Work friendships can contribute to a lack of creative diversity in the office, according to new research from Rotterdam School of Management, Erasmus University.
‘Relational capital and individual exploration: Unravelling the influence of goal alignment and knowledge acquisition’, a paper that examines the double-edged sword of friendships between colleagues, has revealed that work friendships discourage employees from challenging ‘group think’.
Tom Mom, along with co-authors Pepijn van Neerijnen, Patrick Reinmoeller and Ernst Verwaal, demonstrate that by aligning themselves, employees become less likely to innovate away from the established and accepted ‘norm’.
The researchers examined 150 respondents within large R&D departments of three Fortune Global 500 firms, gauging whether their accounts of personal friendships affected individual creativity, in information obtained from their colleagues.
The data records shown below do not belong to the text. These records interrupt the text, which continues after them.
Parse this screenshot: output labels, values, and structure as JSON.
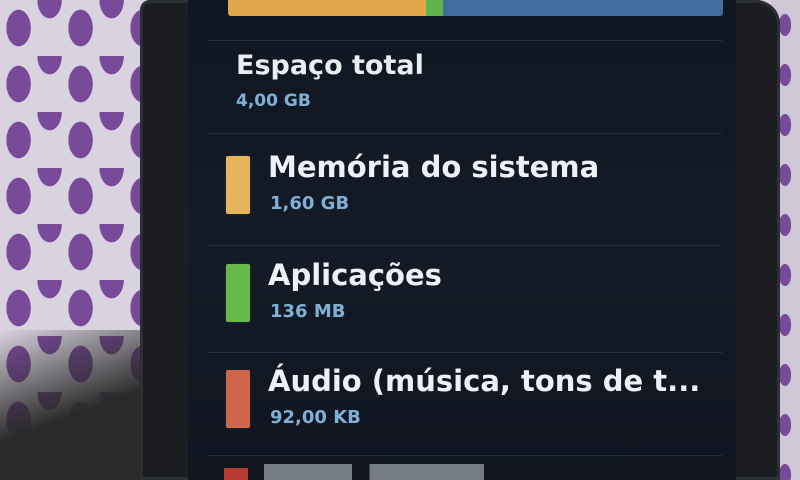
{
  "storage": {
    "total_label": "Espaço total",
    "total_value": "4,00 GB",
    "usage_bar": [
      {
        "name": "system",
        "fraction": 0.4,
        "color": "#e0a84a"
      },
      {
        "name": "applications",
        "fraction": 0.034,
        "color": "#5fb54a"
      },
      {
        "name": "free",
        "fraction": 0.566,
        "color": "#3f6e9c"
      }
    ],
    "items": [
      {
        "label": "Memória do sistema",
        "value": "1,60 GB",
        "color": "#e6b45a"
      },
      {
        "label": "Aplicações",
        "value": "136 MB",
        "color": "#68b84a"
      },
      {
        "label": "Áudio (música, tons de t...",
        "value": "92,00 KB",
        "color": "#d0674a"
      }
    ]
  }
}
Tom says: “Of course, having a network of friends at work is a positive circumstance, both personally and professionally. Not only does this enable innovation and creativity through increased knowledge exchange, but being able to trust one another and speak candidly opens doors to growth. Business development has always been huge priority for firms and the focus has recently shifted to maximising individual employees’ outputs. By taking measures such as cross-sectional working, mixed training exercises or even the rotation of teams, managers can ensure that they reap the positive benefits of work relationships without slipping into the trap of over-familiarity and goal-alignment.”
He adds: “This also highlights the very real need for companies to increase diversity at board level in order to combat ‘group-think’, which would ultimately hinder innovation. Steering away from having a standardised business ‘identity’ – even if that may seem counter-intuitive – is a necessity in protecting from a herd mentality.”